Not Nick Jordan

Where AI slop meets a dumpster fire.

The Secret Problem With Secrets in Agentic AI

The Secret Problem With Secrets in Agentic AI

The Secret Problem With Secrets in Agentic AI

Every security tutorial starts the same way: never hardcode credentials. Use environment variables. Use a secrets manager. Rotate regularly. The advice is sound, but it assumes a certain kind of software — one that you deploy, configure, and operate. It assumes a human administrator who can set up an API key, paste it into a vault, and tell the service where to find it.

AI agents break that assumption.

The Credential Gap in Agentic Systems

When an AI agent needs to call an external service, the conventional answer is: give it an API key. Put the key in an environment variable or inject it at startup. This works fine when the agent is a fixed deployment that a human configures. It falls apart when the agent is a harness — a dynamic execution environment that spins up to run tasks, without a human administrator in the loop.

The harness doesn’t have credentials. It can’t be given credentials. It has no mechanism to receive them. Handing it a static key would mean baking that key into the harness definition itself — which is exactly the hardcoded-credential anti-pattern everyone has been warning against since the 1990s.

This is the credential gap: agentic AI infrastructure is often designed to execute tasks dynamically, but credential distribution still assumes a world of statically configured services. The gap is real, and most platforms haven’t solved it.

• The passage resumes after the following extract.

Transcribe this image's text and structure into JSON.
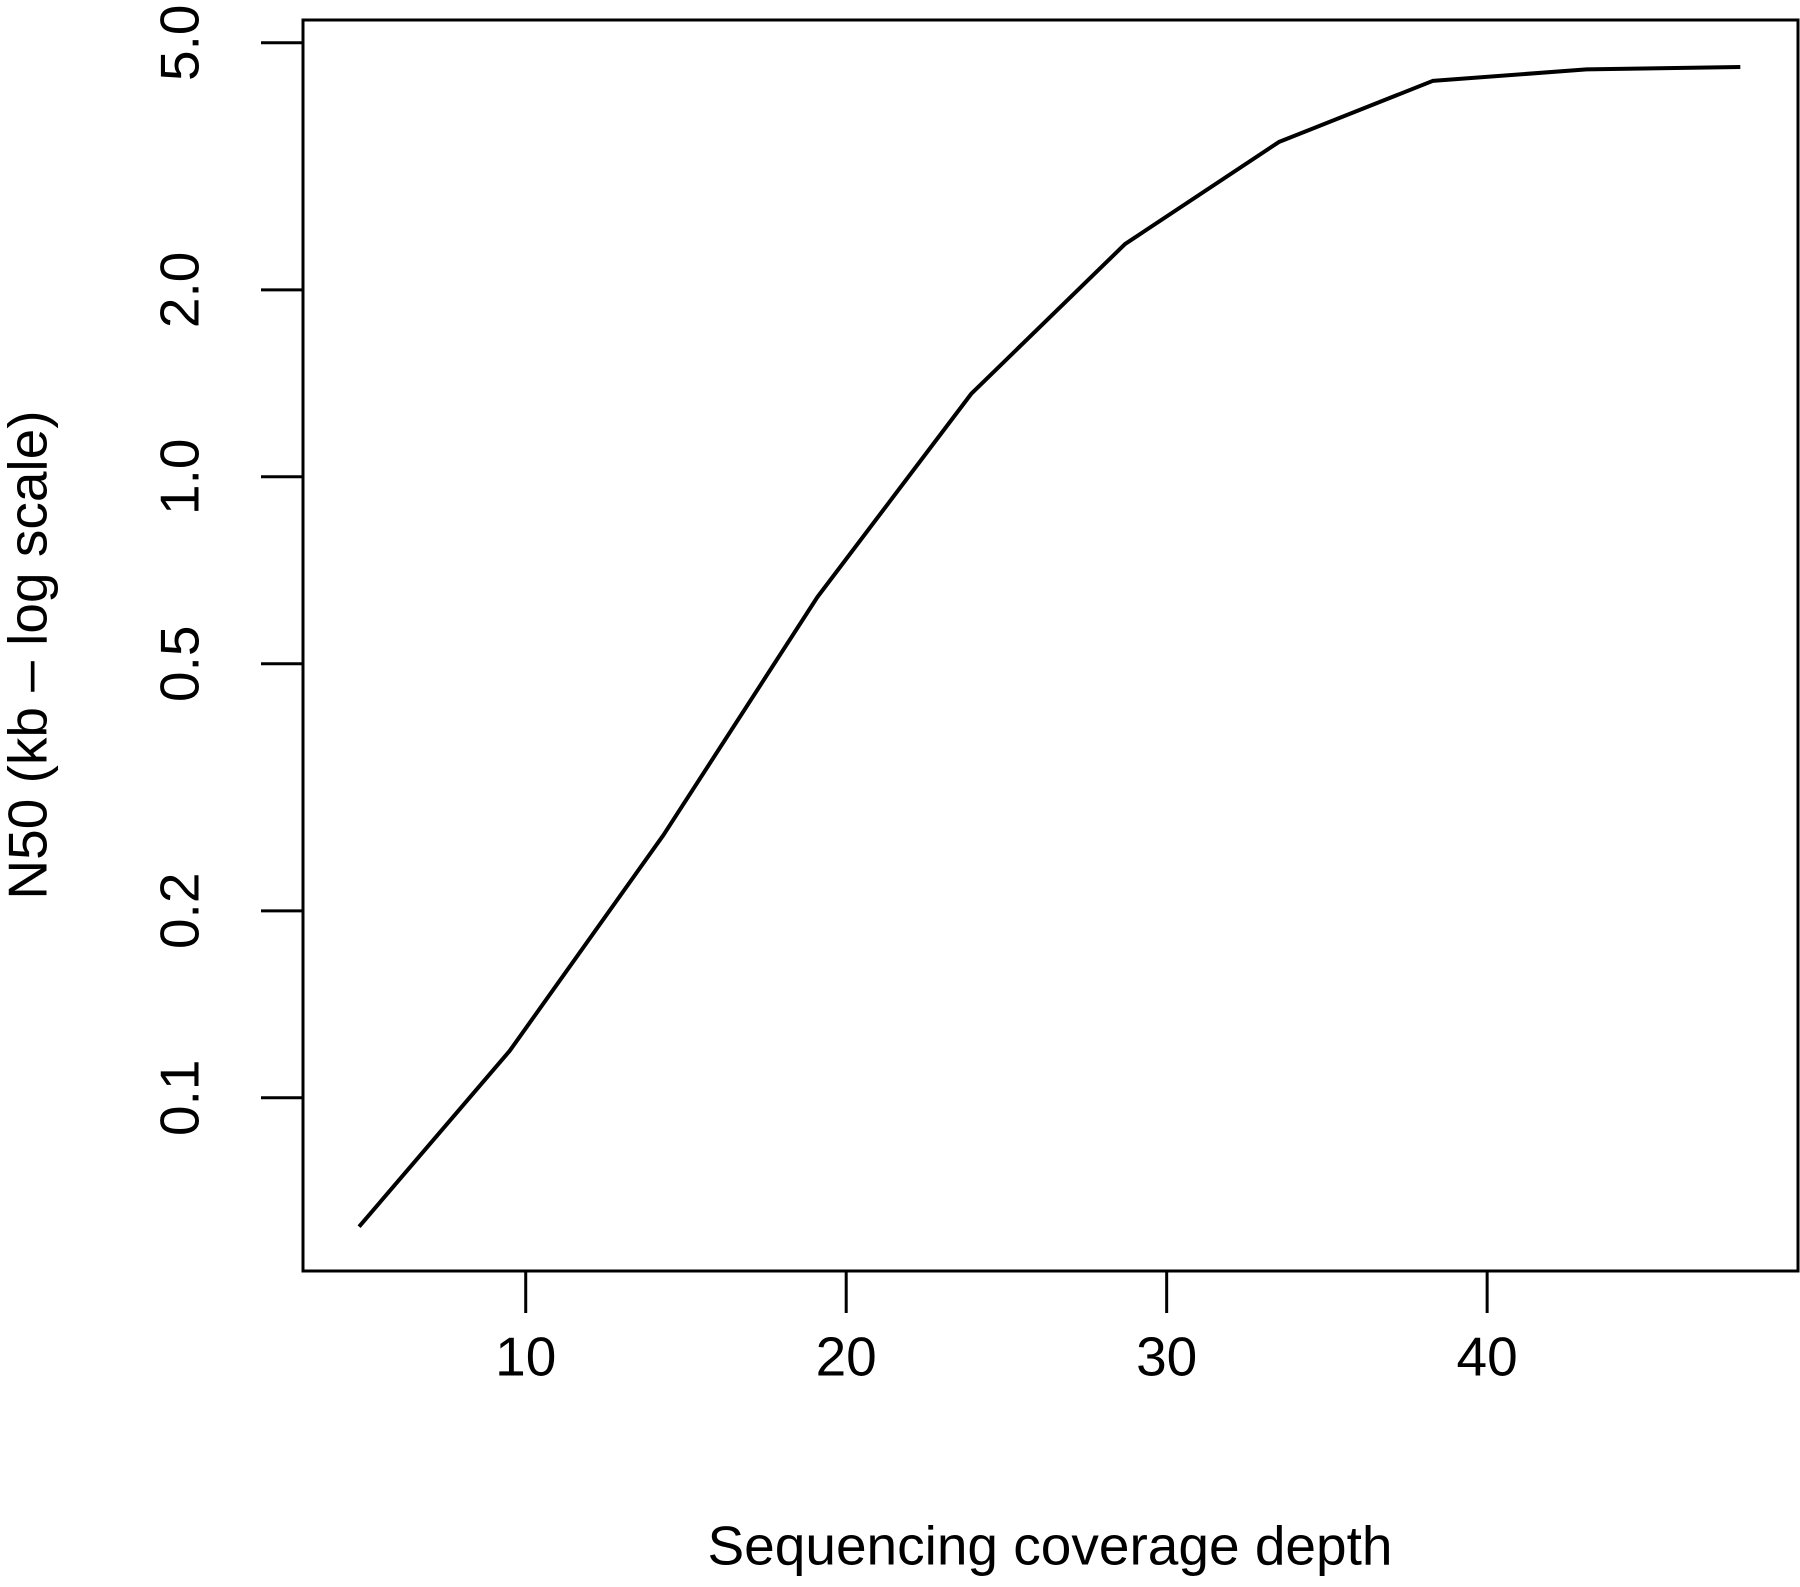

Why Dynamic Client Registration Changes the Model

OAuth’s Dynamic Client Registration (DCR) protocol was designed for a related problem — applications that can’t pre-register with an authorization server before they need to authenticate. The canonical use case is a mobile app developer who can’t anticipate every OAuth client that will be installed in the wild.

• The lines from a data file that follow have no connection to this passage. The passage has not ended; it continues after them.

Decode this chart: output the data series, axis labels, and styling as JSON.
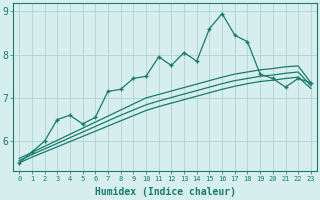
{
  "x": [
    0,
    1,
    2,
    3,
    4,
    5,
    6,
    7,
    8,
    9,
    10,
    11,
    12,
    13,
    14,
    15,
    16,
    17,
    18,
    19,
    20,
    21,
    22,
    23
  ],
  "line_main": [
    5.5,
    5.75,
    6.0,
    6.5,
    6.6,
    6.4,
    6.55,
    7.15,
    7.2,
    7.45,
    7.5,
    7.95,
    7.75,
    8.05,
    7.85,
    8.6,
    8.95,
    8.45,
    8.3,
    7.55,
    7.45,
    7.25,
    7.45,
    7.35
  ],
  "line_smooth1": [
    5.6,
    5.74,
    5.88,
    6.02,
    6.16,
    6.3,
    6.44,
    6.58,
    6.72,
    6.86,
    7.0,
    7.08,
    7.16,
    7.24,
    7.32,
    7.4,
    7.48,
    7.55,
    7.6,
    7.65,
    7.68,
    7.72,
    7.74,
    7.35
  ],
  "line_smooth2": [
    5.55,
    5.69,
    5.82,
    5.95,
    6.08,
    6.21,
    6.34,
    6.47,
    6.6,
    6.72,
    6.84,
    6.93,
    7.01,
    7.09,
    7.17,
    7.25,
    7.33,
    7.4,
    7.45,
    7.5,
    7.53,
    7.57,
    7.6,
    7.28
  ],
  "line_smooth3": [
    5.5,
    5.63,
    5.75,
    5.87,
    5.99,
    6.11,
    6.23,
    6.35,
    6.47,
    6.59,
    6.71,
    6.8,
    6.88,
    6.96,
    7.04,
    7.12,
    7.2,
    7.27,
    7.33,
    7.38,
    7.41,
    7.45,
    7.48,
    7.22
  ],
  "color_main": "#1a7a6e",
  "color_smooth": "#1a7a6e",
  "bg_color": "#d6eeee",
  "grid_color": "#aacccc",
  "axis_color": "#1a7a6e",
  "xlabel": "Humidex (Indice chaleur)",
  "ylim": [
    5.3,
    9.2
  ],
  "xlim": [
    -0.5,
    23.5
  ],
  "yticks": [
    6,
    7,
    8,
    9
  ],
  "xticks": [
    0,
    1,
    2,
    3,
    4,
    5,
    6,
    7,
    8,
    9,
    10,
    11,
    12,
    13,
    14,
    15,
    16,
    17,
    18,
    19,
    20,
    21,
    22,
    23
  ]
}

Agentic harnesses have the same property. They arrive at runtime, not at configuration time. They need access to protected resources, but they can’t carry credentials in advance. DCR gives them a path: a harness can register itself with an authorization server when it first connects, receive a short-lived client identity, and use that to initiate a proper auth flow.

The human still authenticates — they do a browser-based login, in this case via Google SAML. But the harness doesn’t need to know anything ahead of time. No pre-distributed keys. No static credentials baked into deployment configuration. The credential problem becomes a first-contact problem, which is much more tractable.

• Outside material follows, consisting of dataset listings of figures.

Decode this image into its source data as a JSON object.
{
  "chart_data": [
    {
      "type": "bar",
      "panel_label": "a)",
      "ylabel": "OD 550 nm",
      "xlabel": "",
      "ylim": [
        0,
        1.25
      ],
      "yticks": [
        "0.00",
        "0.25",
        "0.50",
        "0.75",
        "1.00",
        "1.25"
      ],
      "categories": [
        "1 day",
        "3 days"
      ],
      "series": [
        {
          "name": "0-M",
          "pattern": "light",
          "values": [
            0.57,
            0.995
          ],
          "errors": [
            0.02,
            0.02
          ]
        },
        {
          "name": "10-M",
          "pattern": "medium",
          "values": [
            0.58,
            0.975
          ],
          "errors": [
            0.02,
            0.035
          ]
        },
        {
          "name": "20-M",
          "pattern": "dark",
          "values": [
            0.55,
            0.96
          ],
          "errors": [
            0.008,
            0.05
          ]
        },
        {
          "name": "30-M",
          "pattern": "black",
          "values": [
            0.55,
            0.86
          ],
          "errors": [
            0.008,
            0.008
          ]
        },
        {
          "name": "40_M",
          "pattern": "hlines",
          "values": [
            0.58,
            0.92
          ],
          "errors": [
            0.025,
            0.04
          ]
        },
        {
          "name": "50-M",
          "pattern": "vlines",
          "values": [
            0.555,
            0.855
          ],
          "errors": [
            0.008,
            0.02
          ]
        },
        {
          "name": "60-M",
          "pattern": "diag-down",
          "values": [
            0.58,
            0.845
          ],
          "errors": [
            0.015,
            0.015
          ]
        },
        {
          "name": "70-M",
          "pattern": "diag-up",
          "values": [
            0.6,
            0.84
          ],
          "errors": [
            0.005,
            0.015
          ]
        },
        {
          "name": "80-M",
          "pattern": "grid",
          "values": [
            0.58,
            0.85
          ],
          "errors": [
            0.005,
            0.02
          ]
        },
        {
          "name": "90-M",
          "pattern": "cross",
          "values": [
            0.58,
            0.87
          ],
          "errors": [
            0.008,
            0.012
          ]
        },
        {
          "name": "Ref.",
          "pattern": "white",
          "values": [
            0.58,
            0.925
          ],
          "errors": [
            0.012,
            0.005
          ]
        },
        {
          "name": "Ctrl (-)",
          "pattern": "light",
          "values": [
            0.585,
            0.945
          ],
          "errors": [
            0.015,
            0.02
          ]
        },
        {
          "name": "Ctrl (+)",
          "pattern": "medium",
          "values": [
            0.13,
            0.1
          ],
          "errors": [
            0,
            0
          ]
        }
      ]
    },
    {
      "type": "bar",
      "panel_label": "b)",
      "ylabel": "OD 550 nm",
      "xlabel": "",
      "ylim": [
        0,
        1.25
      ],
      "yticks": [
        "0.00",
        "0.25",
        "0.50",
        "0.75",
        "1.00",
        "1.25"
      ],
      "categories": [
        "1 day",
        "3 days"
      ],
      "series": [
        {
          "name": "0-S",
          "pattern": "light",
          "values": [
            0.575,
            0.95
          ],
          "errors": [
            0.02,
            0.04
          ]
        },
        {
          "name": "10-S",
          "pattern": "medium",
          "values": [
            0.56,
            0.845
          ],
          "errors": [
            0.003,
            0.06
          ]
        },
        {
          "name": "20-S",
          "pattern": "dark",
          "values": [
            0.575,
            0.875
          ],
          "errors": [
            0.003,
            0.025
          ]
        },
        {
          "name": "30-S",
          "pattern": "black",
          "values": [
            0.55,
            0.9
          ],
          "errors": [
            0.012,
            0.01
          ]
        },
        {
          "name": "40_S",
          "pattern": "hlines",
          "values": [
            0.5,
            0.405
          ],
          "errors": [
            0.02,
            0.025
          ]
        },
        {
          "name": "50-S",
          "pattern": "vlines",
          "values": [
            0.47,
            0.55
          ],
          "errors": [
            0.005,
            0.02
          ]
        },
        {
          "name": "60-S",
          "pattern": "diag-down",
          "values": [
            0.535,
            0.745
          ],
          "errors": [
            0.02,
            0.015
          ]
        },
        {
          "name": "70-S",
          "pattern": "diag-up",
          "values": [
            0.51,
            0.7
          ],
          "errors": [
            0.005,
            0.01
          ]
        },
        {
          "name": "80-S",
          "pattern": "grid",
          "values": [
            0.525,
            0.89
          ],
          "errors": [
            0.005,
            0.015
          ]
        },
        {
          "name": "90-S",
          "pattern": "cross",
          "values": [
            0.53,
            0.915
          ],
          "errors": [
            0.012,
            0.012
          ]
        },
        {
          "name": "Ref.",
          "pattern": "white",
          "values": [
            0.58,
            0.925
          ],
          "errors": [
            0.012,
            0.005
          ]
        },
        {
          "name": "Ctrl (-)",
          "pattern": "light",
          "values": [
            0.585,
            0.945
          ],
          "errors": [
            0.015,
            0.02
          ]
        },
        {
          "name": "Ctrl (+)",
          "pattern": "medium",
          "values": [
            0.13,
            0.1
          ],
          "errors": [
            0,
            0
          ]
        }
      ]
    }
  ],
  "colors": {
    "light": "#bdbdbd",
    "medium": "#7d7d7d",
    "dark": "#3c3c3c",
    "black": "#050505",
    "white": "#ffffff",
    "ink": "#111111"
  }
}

Building It on Cloudflare Workers

The architecture that falls out of these constraints is surprisingly simple. A Cloudflare Worker handles the MCP server — the interface the AI harness will use. The same Worker handles DCR, OAuth flows, and the SAML integration with Google Workspace. Cloudflare D1, their edge SQLite database, stores the secrets themselves, encrypted at rest, with an audit log of every access.

The whole thing is self-contained: one Worker, one D1 database, one SAML connection. No separate secrets manager service to run. No AWS IAM permissions to configure. No HashiCorp Vault cluster to maintain. The operational surface area is essentially zero.

For authorization on day one, the model is flat — any authenticated @narrative.io user can read or write any secret. This isn’t naive security design; it’s a deliberate choice to separate authentication (proving you’re who you say you are) from authorization (controlling what you can do) and solve one problem at a time. The audit log covers the gap while you figure out whether you actually need fine-grained permissions. Many teams discover they don’t.

The MCP server exposes get_secret and set_secret as tools. From the harness’s perspective, secrets are just named values it can retrieve by key. The entire auth ceremony — DCR, OAuth, SAML — happens transparently on first connection. After that, it works the way any other tool call works.

The Deeper Lesson

The secrets problem in agentic AI is a specific case of a broader mismatch: infrastructure built for static deployments meeting software that’s inherently dynamic. The patterns we rely on — service accounts, API keys, environment variables — were designed for a world where a human configures a service before it runs.

Agents flip that model. They arrive at runtime. They need access to things they don’t know in advance. They can’t be handed a key over email.

The right response isn’t to bolt static credential patterns onto dynamic systems. It’s to use protocols that were actually designed for dynamic enrollment — DCR, device authorization flow, PKCE — and build infrastructure that can speak those protocols. A few hundred lines of Cloudflare Worker code can do it. The hard part isn’t the implementation. It’s recognizing that the old model doesn’t fit.

Most teams building agentic systems are still solving the credential problem with the wrong tools. They’re writing API keys into system prompts, rotating them manually, and hoping nothing leaks. The alternative exists. It’s just not where most people are looking.